By Harry Allison
It is always dangerous when sports figures engage in politics, as Ohio State football coach Woody Hayes, the late, great Joe Paterno and Charles Barkley can attest.
Hayes was a reflexive conservative, mirroring his rural Ohio background; Penn State’s JoePa remarked four years after President Nixon declared Texas the 1969 national champion even though the Nits were also undefeated:
“It has always amazed me that Nixon could know so much about college football in 1969 and so little about Watergate in 1973.”
And Charles is, well, Charles!
Now we have Seattle Seahawks’ coach Pete Carroll (above with Eagles’ coach Chip Kelly), who has doubted that that terrorist attacks that brought down the World Trade Center towers on September 11, 2001, was not an inside job.
In other words, Pete Carroll is a conspiracy theorist, at least that is how the conspiracy theory goes. And it is one that has gained the Seattle Seahawks coach an unlikely following from the “9/11 Truth” movement in the lead-up to his attempt to win back-to-back Super Bowls.
Two years ago, Carroll met with former Army chief of staff and four-star general Peter Chiarelli and, according to Deadspin citing “sources,” brought up many popular conspiracy theories concerned with the attacks of Sept. 11, 2001, on the World Trade Center and quizzed Chiarelli about their veracity.
When asked by USA TODAY Sports on Tuesday about the “9/11 Truth” movement and supporters who back him, Carroll made no attempt to deny his interest.
“Any notoriety is good I guess,” Carroll said, when told by USA TODAY Sports how he had become a favorite among Truth activists. “I will always be interested in the truth, yeah.”
The 9/11 conspiracy movement is polarizing, so having even the implied support of a high-profile and successful figure such as Carroll has been a welcome boost.
“He kind of became an instant celebrity in the 9/11 Truth movement,” said Danny Torgersen, a member of the 9/11 Studies and Outreach group at Arizona State. “He’s won the Super Bowl once, he might win it again. That’s lots of credibility and popularity.”
Carroll is an intriguing man with strong views. Last year, he told the Seattle Times his feelings on how the Iraq conflict could have been handled differently in an impassioned interview.
“Let’s say, after all the stuff that we heard about what was going on in Iraq, we sent 10,000 people to Iraq as peacefully as we could go,” Carroll said. “And we walked wherever they would let us go, and we just talked to people and listened to what their issues were.
“And then we tried to figure out the best way we could support them and change things, as opposed to bombing (expletive) thousands of people with shock and awe. It might’ve taken us longer to influence change, but nobody would’ve died.”
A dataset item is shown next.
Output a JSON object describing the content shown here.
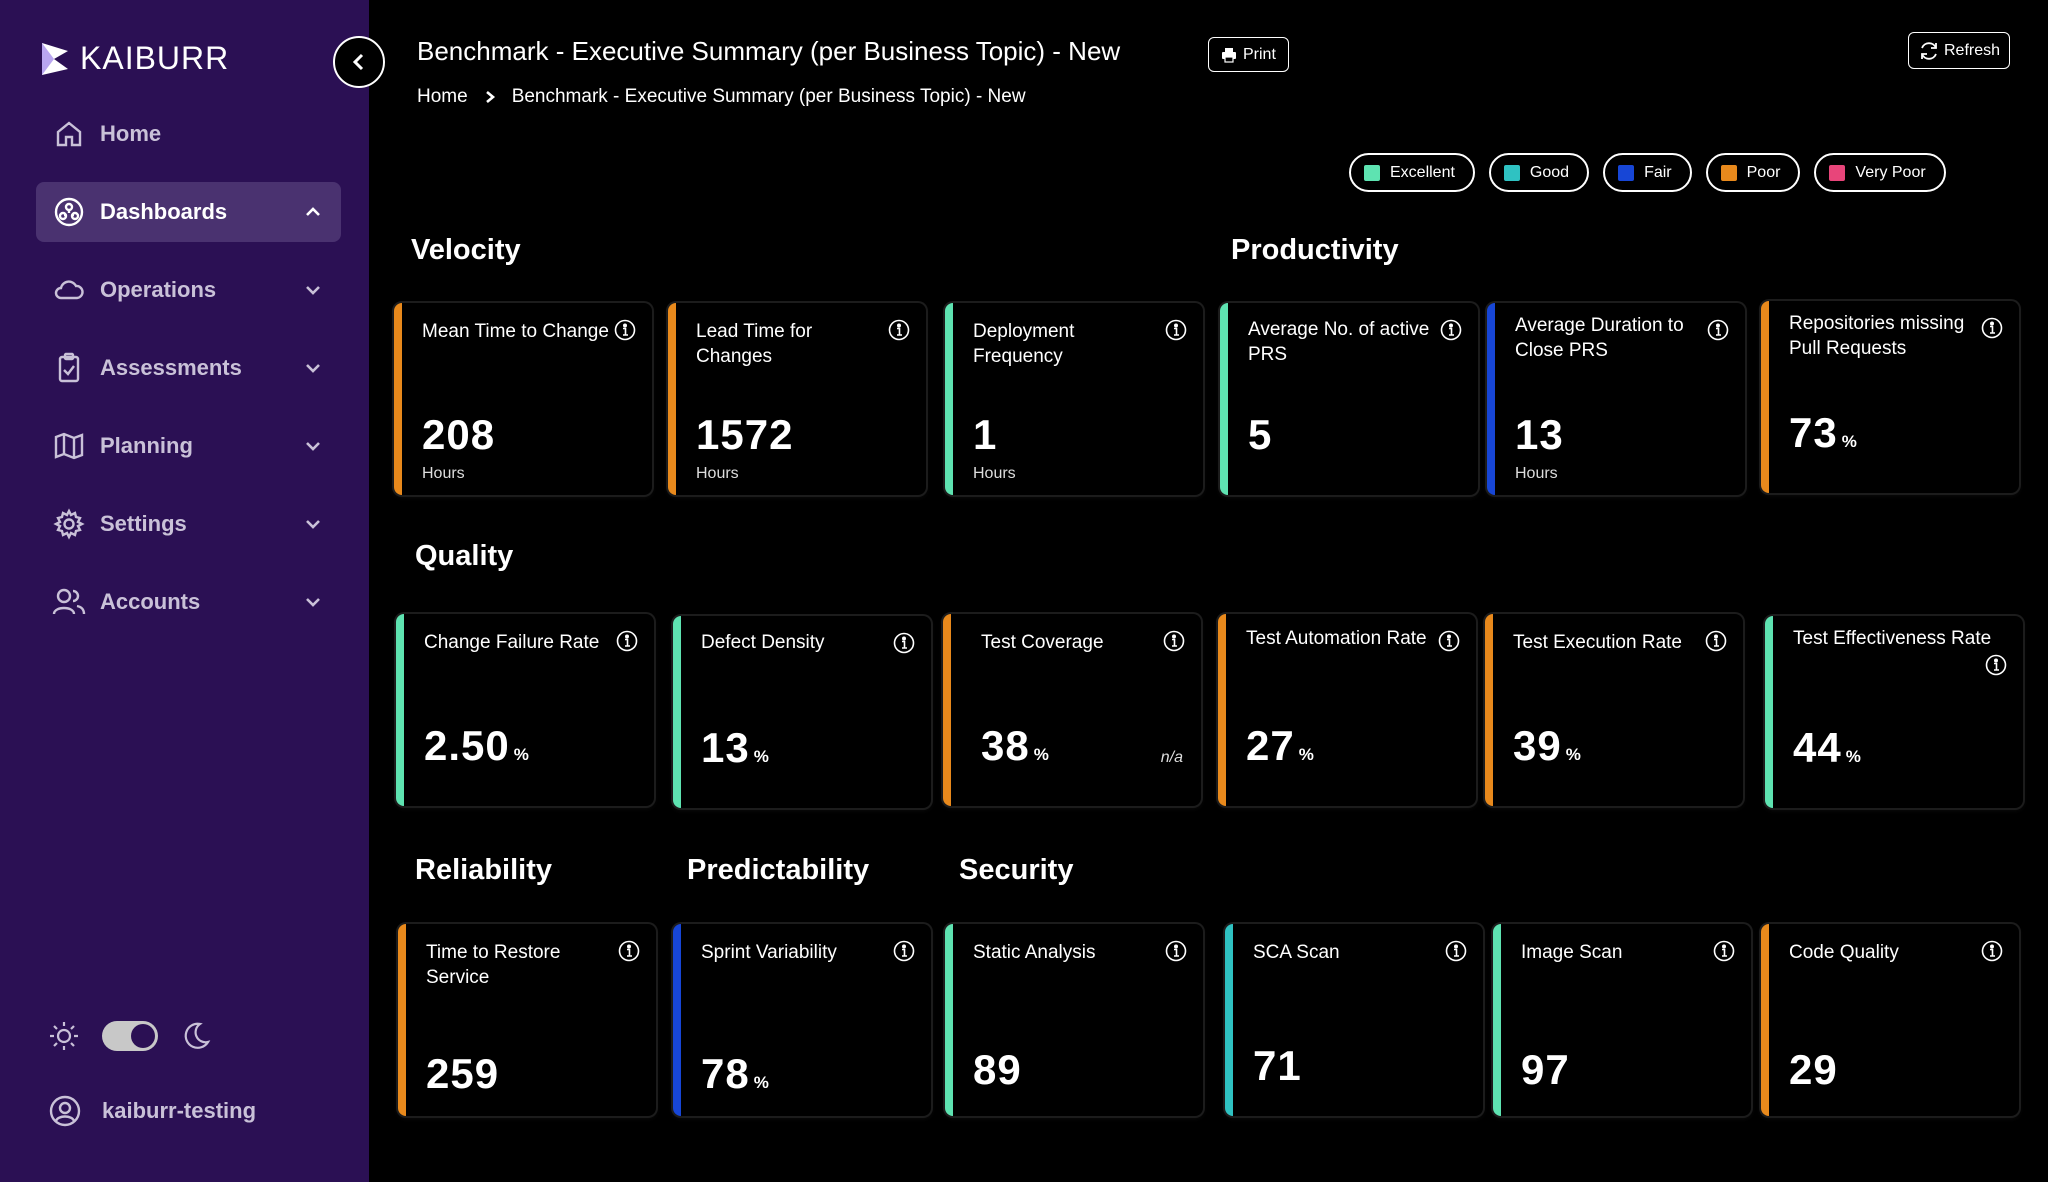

Those comments further emboldened some in the Truth community, feeling a sense of connection with Carroll as someone who did not automatically agree with the actions and statements of the U.S. government.
“What Pete Carroll is essentially doing is throwing the challenge flag on the official story that we’ve heard so far,” said Steven Cohn, a member of the same Arizona State group as Torgersen.
This Super Bowl has had plentiful theories of the football variety, thanks to the oddball tale of Deflategate, and whether the New England Patriots took advantage of underinflated footballs during the AFC Championship game.
Issues surrounding footballs, Brady and Belichick have dominated the news media agenda this past week and got the nation’s sports fans talking, while frustrating 9/11 skeptics who struggle to be taken seriously.
“The 9-11 conspiracy theory, if you talk about the science of what happened and the way the towers fell, and the 2,300 architects and engineers that are calling into question the official findings, you’re labeled a conspiracy theorist,” Cohn said.
“But if you accuse an entire team of deflating footballs or spying on the other team, then that’s just being a sports fan.”